À l'IHU, où nous avons eu la plus grande concentration de malades de France et probablement une des plus grandes au monde – environ 5 000 personnes infectées y sont passées en deux mois et demi –, le taux d'infection du personnel est plutôt inférieur à celui de la ville entière ; seuls un médecin et un interne ont été contaminés dans tout l'IHU. Le masque est indispensable pour les soignants parce qu'ils travaillent à vingt ou trente centimètres des malades. Nous nous passons les mains à l'alcool cent fois par jour : des distributeurs d'alcool ont été installés partout et vous ne me verrez jamais passer devant l'un d'eux sans l'utiliser. C'est le moyen le plus efficace. Je ne l'ai pas attrapé et je n'ai pas pris d'hydroxychloroquine par prophylaxie.

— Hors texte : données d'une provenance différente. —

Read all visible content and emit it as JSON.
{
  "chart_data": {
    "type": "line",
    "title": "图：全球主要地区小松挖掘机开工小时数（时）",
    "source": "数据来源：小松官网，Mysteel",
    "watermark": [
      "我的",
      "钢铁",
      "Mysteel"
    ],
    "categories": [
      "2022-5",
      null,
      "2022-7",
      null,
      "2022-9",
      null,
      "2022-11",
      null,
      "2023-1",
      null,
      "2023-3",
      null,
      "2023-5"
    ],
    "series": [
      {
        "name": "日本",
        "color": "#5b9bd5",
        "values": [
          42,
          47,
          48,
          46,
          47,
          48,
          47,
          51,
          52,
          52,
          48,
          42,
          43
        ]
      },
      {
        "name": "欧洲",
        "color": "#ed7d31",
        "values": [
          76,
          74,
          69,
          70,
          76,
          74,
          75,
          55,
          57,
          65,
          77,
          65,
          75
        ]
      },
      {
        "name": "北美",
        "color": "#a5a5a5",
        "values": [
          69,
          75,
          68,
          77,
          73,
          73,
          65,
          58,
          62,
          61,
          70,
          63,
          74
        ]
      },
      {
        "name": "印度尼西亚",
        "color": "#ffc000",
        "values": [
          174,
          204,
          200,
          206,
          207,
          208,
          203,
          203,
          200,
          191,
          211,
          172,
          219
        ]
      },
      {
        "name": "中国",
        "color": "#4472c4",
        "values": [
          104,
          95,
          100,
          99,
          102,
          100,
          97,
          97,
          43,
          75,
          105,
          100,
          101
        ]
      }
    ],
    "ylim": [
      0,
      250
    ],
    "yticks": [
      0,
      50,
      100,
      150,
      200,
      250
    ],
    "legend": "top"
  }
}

Ensuite, étant marseillais, j'ai une opinion sur les épidémies : cette ville a été soumise à de nombreuses épidémies – cinq ou six pestes, le choléra… Dans les deux bateaux qui ont été mis en quarantaine, presque tout le monde a fini par être infecté ! Le lazaret, c'est l'inverse : on n'isole que les personnes contaminées, afin qu'elles ne propagent pas la maladie tant qu'elles sont infectieuses.
Je veux dire très solennellement que si j'ai des points de désaccord sur la gestion de la crise, jamais personne ne nous a empêchés de travailler, et nous avons été aidés par nos tutelles – l'agence régionale de santé, la direction générale de la santé. Globalement, nous avons pu mener ce que je pensais être notre devoir : je n'ai pas rencontré d'obstacles, personne ne m'a embêté, à l'exception du conseil de l'ordre, qui m'a convoqué pour me dire que je n'avais pas le droit de parler – je l'ai renvoyé à la Constitution, à la liberté d'expression et d'enseignement. Ils avaient déjà essayé de faire cela avec d'autres de mes collègues et ils avaient perdu devant le Conseil d'État.
À l'avenir, nous aurons besoin de faire des tests. La PCR ne prédit pas très précisément l'infectivité mais l'IHU a des moyens de culture considérables. Nous avons isolé 2 000 souches – je ne sais pas si un autre laboratoire dans le monde en a fait autant – et nous en avons séquencé 500 pour l'instant : cela fait deux fois plus que le reste de la France ! Nous ne sommes peut-être pas un centre national de référence, mais nous en faisons beaucoup ! À partir d'un certain seuil, il reste des acides nucléiques du virus mais le virus est mort, il n'est plus cultivable, donc il n'est plus contagieux. Tous les jours, nous faisions sortir les gens qui n'étaient plus contagieux, soit 25 % des malades. C'est comme cela qu'on gère : tant qu'ils sont contagieux, on les garde. Puis, au bout de trois ou quatre jours, ils n'étaient plus contagieux et on les faisait sortir.